# new california laws



## sil80drifterd (Nov 12, 2003)

Sorry if this has already been addressed but does anyone know the new equipment modification laws in CA, or where I could find it? ie. If I get pulled over and my car has non CARB stuff in it etc. Thanks


----------



## deception se-r (Jul 24, 2002)

basically any mod that has anything to do with your emesions(sp?) needs to have a carb approved label, i.e. intake, header, ecu etc... exhaust is the only thing that doesnt need a carb number, but you need to have a cat and be below a certain noise level. 

the "search" button will answer most of your questions.


----------



## sil80drifterd (Nov 12, 2003)

Cool, thanks for the info. What happens when you get pulled over and you have non CARB parts? Do they usually check on that stuff if you get pulled over or what?


----------



## deception se-r (Jul 24, 2002)

it depends on the cop and how strict the area youre at is. if you have non carb legal parts and the cop sees that, he will then give you either a fix it ticket or will send you to a state referee so they can check your car out to make sure its all legal. either way you can just go back to stock easily with most bolt ons for the inspection then put them back on after.


----------



## 96SER96 (Nov 18, 2003)

IIRC, not everything has the be CARB approved. Things like cams that cannot be seen does not have to be approved as long as they pass the tailpipe test.


----------



## BLegacy (Jan 24, 2003)

96SER96 said:


> IIRC, not everything has the be CARB approved. Things like cams that cannot be seen does not have to be approved as long as they pass the tailpipe test.


Yes, they do have to be CARB legal.


----------



## Token Moron (Mar 28, 2003)

u can get your car impounded if the cop decides to do so, when i got pulled over for "modified muffler" i had to pop the hood for the cop, i only had a CAI and performance wires.....nothing else was visibible(pulley, timing )
cop gave me a ticket for the exhaust, it was a fix it ticket. got it fixed, got it written off, still waiting my court date.


----------



## 96SER96 (Nov 18, 2003)

BLegacy said:


> Yes, they do have to be CARB legal.


Are you sure? I mean are forged pistons and connecting rods illegal for street use in California? Even for Hondas, the aftermarket king, I don't think there are any CARB approved camshafts, crankshafts, or pistons, because they don't have to be. I just think it makes sense, no state ref is gonna open up your engine to see if you have any aftermarket parts in.


----------



## BLegacy (Jan 24, 2003)

96SER96 said:


> Are you sure? I mean are forged pistons and connecting rods illegal for street use in California? Even for Hondas, the aftermarket king, I don't think there are any CARB approved camshafts, crankshafts, or pistons, because they don't have to be. I just think it makes sense, no state ref is gonna open up your engine to see if you have any aftermarket parts in.
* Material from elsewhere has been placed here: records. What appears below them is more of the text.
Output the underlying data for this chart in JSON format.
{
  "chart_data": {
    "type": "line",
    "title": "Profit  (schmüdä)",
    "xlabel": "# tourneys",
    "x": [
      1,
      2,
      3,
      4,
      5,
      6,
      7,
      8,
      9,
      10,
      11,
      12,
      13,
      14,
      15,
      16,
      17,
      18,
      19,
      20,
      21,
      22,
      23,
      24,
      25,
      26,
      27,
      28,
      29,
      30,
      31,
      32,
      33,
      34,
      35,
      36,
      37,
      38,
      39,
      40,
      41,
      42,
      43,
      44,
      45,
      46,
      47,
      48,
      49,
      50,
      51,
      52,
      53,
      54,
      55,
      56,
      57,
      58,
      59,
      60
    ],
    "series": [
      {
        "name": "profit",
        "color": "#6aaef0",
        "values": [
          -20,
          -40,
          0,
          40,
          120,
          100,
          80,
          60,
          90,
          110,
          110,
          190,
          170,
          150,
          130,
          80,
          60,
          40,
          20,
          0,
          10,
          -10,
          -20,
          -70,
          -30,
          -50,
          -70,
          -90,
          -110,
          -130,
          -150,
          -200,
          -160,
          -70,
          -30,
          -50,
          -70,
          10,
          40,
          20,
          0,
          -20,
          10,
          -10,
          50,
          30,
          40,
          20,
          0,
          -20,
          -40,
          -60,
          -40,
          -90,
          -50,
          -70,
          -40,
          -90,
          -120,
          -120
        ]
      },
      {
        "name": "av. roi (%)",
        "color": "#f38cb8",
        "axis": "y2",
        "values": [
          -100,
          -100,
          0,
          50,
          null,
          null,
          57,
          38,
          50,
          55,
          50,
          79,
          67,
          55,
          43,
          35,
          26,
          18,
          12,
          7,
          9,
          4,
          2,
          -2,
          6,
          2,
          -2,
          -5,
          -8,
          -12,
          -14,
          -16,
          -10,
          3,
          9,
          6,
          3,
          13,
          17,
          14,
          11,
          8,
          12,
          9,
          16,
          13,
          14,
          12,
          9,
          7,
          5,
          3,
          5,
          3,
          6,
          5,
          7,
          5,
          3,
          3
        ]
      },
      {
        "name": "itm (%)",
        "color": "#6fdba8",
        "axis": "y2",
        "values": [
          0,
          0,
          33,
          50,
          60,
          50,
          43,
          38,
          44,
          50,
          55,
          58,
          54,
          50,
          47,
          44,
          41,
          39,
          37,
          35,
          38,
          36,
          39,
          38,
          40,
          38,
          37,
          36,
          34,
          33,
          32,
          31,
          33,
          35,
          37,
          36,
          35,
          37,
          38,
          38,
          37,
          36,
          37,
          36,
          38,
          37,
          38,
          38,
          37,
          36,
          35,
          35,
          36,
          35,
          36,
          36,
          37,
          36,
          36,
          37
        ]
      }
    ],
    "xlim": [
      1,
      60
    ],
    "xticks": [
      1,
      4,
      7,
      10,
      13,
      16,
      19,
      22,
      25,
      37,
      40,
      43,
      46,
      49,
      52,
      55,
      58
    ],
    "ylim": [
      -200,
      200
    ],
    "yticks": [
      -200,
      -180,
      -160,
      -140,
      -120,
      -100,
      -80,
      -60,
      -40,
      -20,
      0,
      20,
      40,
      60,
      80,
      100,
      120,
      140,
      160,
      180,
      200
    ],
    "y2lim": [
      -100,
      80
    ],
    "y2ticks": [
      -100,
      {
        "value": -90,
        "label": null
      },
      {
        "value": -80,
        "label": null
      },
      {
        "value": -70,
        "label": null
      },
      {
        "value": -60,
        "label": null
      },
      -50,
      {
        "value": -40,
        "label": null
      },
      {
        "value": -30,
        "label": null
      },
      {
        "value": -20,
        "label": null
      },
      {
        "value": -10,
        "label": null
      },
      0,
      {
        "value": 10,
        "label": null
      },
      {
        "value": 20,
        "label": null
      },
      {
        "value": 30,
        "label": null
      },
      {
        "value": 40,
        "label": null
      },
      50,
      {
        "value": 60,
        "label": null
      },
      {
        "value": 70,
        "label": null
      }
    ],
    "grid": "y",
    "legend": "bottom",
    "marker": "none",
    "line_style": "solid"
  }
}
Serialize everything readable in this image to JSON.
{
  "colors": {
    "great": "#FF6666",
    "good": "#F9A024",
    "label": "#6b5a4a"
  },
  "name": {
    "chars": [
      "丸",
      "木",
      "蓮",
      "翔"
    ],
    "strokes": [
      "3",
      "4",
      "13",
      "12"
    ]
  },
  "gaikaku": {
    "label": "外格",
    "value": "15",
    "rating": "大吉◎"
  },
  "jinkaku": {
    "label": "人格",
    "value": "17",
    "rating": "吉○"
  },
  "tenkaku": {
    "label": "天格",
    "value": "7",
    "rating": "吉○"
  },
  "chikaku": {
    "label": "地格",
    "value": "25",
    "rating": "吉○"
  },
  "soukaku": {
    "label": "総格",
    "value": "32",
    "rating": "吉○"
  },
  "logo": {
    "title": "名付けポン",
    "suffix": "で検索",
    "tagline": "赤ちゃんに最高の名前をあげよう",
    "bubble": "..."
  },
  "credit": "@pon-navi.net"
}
Yes, I'm sure. By California law, any device that has the potential of altering emissions levels must obtain exemption. And yes, there are CARB approved camshafts and other internal modification parts. When you take your car in for a smog check, they're not going to ask you to split open your engine because that is inefficient. If you're running unapproved internal devices, it will most likely show up as higher emissions. They don't have to crack open your engine because you would have shot yourself in the foot.


----------



## MakoMeat (Dec 4, 2002)

sil80drifterd said:


> Sorry if this has already been addressed but does anyone know the new equipment modification laws in CA, or where I could find it? ie. If I get pulled over and my car has non CARB stuff in it etc. Thanks


Try this CHP site: http://www.chp.ca.gov/index.html move down to Points of Interest and click on “Street Legal”.

If you'r into reading legal stuff then go to California Code of Regulations ( http://ccr.oal.ca.gov ) Title 13 - Motor Vehicles, Division 3 - Air Resources Board. Chapters 1-3 should be on topic. Happy reading.

If the parts are OEM spec’s then no EO approval is necessary, if the part deviates from factory specs then the mfg of that aftermarket part has to go through testing to show that that part does not affect the vehicles emissions.
Hope this heps


----------